UN consultants launched a statement on Tuesday elevating considerations in regards to the escalating human rights state of affairs in Bangladesh. The assertion, issued because the UN Human Rights Council concludes its periodic review of Bangladesh’s human rights report, factors to a extreme crackdown on human rights throughout a number of fronts.
The consultants highlighted a disturbing surge in political violence, the arrest of senior opposition figures, and the widespread arbitrary detention of political activists within the lead-up to the nationwide elections slated for 2024. The weaponisation of the judicial system in opposition to journalists, human rights defenders, and civil society leaders was underscored explicitly within the assertion, with notable figures like Nobel laureate Muhammad Yunus and human rights defenders Adilur Rahman Khan and Nasiruddin Elan referenced as targets of such measures.
After backlash in opposition to the Digital Security Act (DSA), which was criticised for holding ambiguous and overbroad provisions that permit authorities to police on-line house, the federal government pledged vital authorized modifications in response to considerations raised by human rights organisations. Nevertheless, the UN consultants famous that hundreds of instances associated to freedom of expression stay pending below the DSA. Moreover, the assertion identified that the draft Cyber Security Act doesn’t successfully tackle all of the threats to freedom of speech, leaving vital gaps in safeguarding this basic proper.

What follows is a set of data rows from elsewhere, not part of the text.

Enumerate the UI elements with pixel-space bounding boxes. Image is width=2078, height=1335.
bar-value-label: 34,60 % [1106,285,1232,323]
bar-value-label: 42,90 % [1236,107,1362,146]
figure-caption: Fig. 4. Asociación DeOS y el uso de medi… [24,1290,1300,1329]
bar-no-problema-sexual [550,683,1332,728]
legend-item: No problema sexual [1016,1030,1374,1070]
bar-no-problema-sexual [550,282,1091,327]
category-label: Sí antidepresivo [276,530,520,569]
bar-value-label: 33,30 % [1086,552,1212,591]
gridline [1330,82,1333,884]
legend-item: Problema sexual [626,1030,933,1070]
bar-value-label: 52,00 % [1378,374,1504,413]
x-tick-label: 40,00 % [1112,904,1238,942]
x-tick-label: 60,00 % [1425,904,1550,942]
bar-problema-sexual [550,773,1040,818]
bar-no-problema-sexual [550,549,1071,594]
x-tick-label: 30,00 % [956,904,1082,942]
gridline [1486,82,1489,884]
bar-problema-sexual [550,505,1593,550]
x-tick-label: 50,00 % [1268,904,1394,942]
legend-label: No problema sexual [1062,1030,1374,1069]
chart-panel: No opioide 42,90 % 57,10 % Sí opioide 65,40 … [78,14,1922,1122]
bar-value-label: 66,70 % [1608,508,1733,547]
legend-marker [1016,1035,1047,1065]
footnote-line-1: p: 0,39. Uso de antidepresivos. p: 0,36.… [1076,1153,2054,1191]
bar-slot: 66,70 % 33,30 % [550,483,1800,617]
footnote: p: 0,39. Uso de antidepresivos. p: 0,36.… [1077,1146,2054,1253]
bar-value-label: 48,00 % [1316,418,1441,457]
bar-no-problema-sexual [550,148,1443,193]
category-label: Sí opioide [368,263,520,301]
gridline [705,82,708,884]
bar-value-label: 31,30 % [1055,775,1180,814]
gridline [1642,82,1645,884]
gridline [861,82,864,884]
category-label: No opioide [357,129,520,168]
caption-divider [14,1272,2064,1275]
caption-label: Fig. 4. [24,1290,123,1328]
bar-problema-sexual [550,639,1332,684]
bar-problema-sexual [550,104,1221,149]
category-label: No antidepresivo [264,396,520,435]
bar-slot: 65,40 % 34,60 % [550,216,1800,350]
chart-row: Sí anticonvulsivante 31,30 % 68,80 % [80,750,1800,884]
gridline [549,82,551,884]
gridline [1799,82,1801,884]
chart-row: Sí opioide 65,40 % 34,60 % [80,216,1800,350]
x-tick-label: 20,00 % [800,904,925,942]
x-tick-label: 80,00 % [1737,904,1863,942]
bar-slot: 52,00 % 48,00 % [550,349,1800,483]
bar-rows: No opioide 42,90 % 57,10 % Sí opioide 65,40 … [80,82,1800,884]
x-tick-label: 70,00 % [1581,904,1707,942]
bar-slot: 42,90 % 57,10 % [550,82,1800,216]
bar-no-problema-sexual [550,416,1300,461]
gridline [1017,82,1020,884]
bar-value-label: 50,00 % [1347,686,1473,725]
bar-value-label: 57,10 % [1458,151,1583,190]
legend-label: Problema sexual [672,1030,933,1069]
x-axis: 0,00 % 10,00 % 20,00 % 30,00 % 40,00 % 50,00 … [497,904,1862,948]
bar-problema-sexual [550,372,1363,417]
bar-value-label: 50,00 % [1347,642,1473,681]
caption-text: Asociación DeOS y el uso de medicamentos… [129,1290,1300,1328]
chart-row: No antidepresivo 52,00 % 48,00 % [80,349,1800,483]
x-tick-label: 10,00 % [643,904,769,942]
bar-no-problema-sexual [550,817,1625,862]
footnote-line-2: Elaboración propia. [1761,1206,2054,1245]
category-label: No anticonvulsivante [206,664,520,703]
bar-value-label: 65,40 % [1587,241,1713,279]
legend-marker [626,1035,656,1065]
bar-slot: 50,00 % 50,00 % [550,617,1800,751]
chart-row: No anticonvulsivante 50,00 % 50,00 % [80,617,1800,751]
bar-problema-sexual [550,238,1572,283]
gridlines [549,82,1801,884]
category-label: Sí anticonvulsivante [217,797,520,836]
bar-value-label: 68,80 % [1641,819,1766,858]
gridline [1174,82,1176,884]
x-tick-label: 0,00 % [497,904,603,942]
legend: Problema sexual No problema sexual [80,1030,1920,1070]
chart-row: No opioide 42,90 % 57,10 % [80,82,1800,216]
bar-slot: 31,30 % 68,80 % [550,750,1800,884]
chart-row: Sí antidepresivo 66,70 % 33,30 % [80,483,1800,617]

The UN consultants additionally drew consideration to the current crackdown on workers demanding honest wages in Bangladesh. Protests by staff in search of higher pay, prompted by a rise within the minimal wage, have been met with violent responses from the police.
As Bangladesh faces scrutiny within the upcoming Common Periodic Evaluation (UPR) by the UN Human Rights Council, the assertion requires stress on Bangladesh to handle these human rights considerations. Amnesty International additionally echoed the necessity for UN member states to make use of the UPR to carry the Bangladeshi authorities accountable for the escalating disaster. Bangladesh is about to be one of many 14 states reviewed by the UPR Working Group in its upcoming session from November 6 to 17, marking the nation’s fourth UPR.